Her sons subsequently filed a lawsuit the same year as their mother’s death alleging that the company had acted negligently in failing to repair and upgrade the infrastructure that caused the incident. They also claimed that Metro failed to quickly evacuate the passengers from the train. The company and Glover’s family has now reached an out-of-court settlement.
After the settlement was agreed to, Glover’s two sons filed a motion to dismiss the case against Metro. U.S. District Judge Tanya S. Chutkan, nominated to her position by former President Barack Obama, granted their request.
The day of the tragedy, the Metro train stopped approximately 800 feet beyond the platform due to electrical arcing from the high-voltage third rail1,000 feet beyond the train. Passengers said they were ordered by crew members to stay abroad the rail car. However, after believing that staying put would mean they would lose their lives, some chose to take matters into their own hands and evacuated on their own. Glover followed orders.
“As a direct and proximate result of [Metro’s] negligence, Ms. Glover was trapped, helpless, in Train 302 for nearly forty-five minutes as it filled with smoke,” the Glovers’ attorneys wrote in the filing. “During this time, she fought, ever more agonizingly, to breathe as the smoke gradually sapped the life from her body.”
Many of the public transit passengers who survived were badly sickened by the smoke – more than 80 – and dozens of lawsuits were filed against Metro after the tragedy. Sixteen of these remain outstanding. 25 were voluntarily dismissed after settlement terms had been reached last year. The company has been attempting to settle the others outside of court.

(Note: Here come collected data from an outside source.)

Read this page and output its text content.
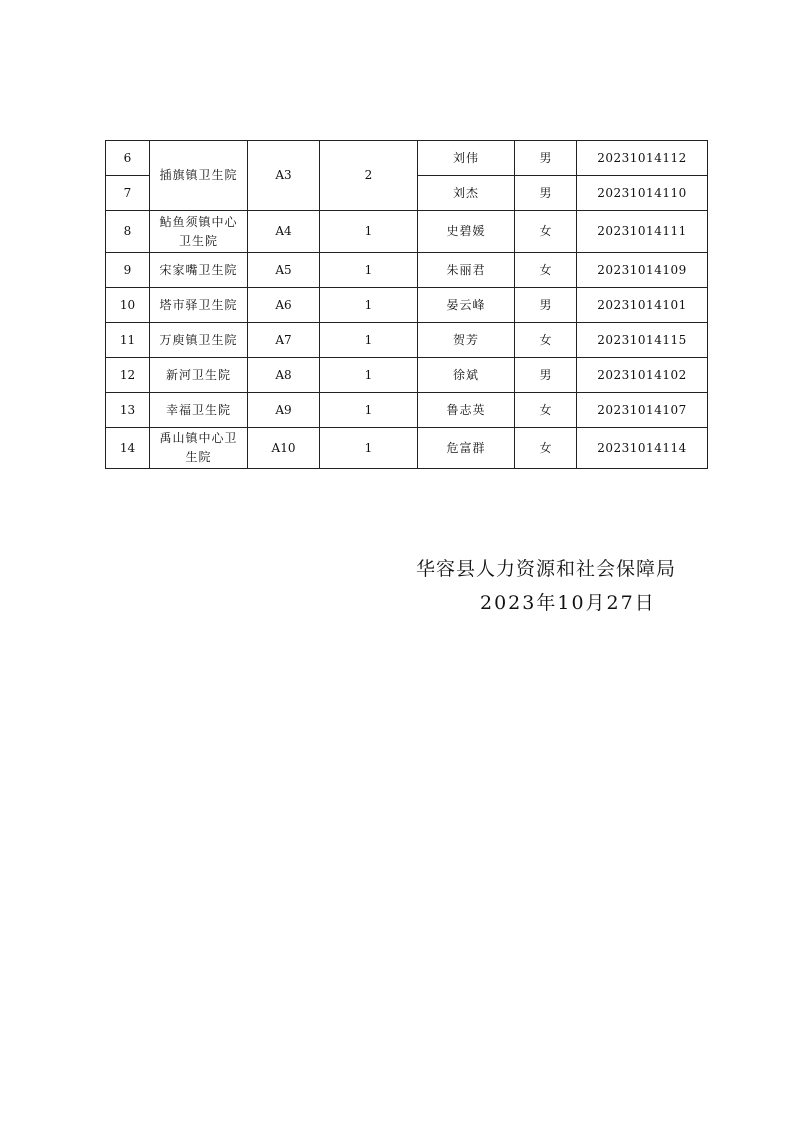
6	插旗镇卫生院	A3	2	刘伟	男	20231014112
7				刘杰	男	20231014110
8	鲇鱼须镇中心卫生院	A4	1	史碧媛	女	20231014111
9	宋家嘴卫生院	A5	1	朱丽君	女	20231014109
10	塔市驿卫生院	A6	1	晏云峰	男	20231014101
11	万庾镇卫生院	A7	1	贺芳	女	20231014115
12	新河卫生院	A8	1	徐斌	男	20231014102
13	幸福卫生院	A9	1	鲁志英	女	20231014107
14	禹山镇中心卫生院	A10	1	危富群	女	20231014114
华容县人力资源和社会保障局
2023年10月27日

The National Transportation Safety Board issued a statement in 2016 saying the problems leading to the fatality were caused by senior management’s failure to proactively deal with “foreseeable safety risks.” Federal investigators blamed the incident on poor maintenance and less than ideal inspection practices. In short, this is something they believed could have been avoided had the company been following protocol as advised.
Metro is giving its best shot at avoiding a civil trial and keeping the remaining cases out of court. Going to trial would mean having passengers and witnesses (first as emergency responders) offer first-hand testimony that would be especially detrimental and could have substantial long-term repercussions for the company. In 2009, a Metro system crash killed nine people and left many questioning the transit’s safety. The company does not want to have its reputation further marred by letting lawsuits proceed to trial.
The specific settlement terms and funds to be received by the Glover family are sealed from the public view, and the case’s closure offers little solace for the woman’s death. In their original filing, the sons had asked for $50 million in damages.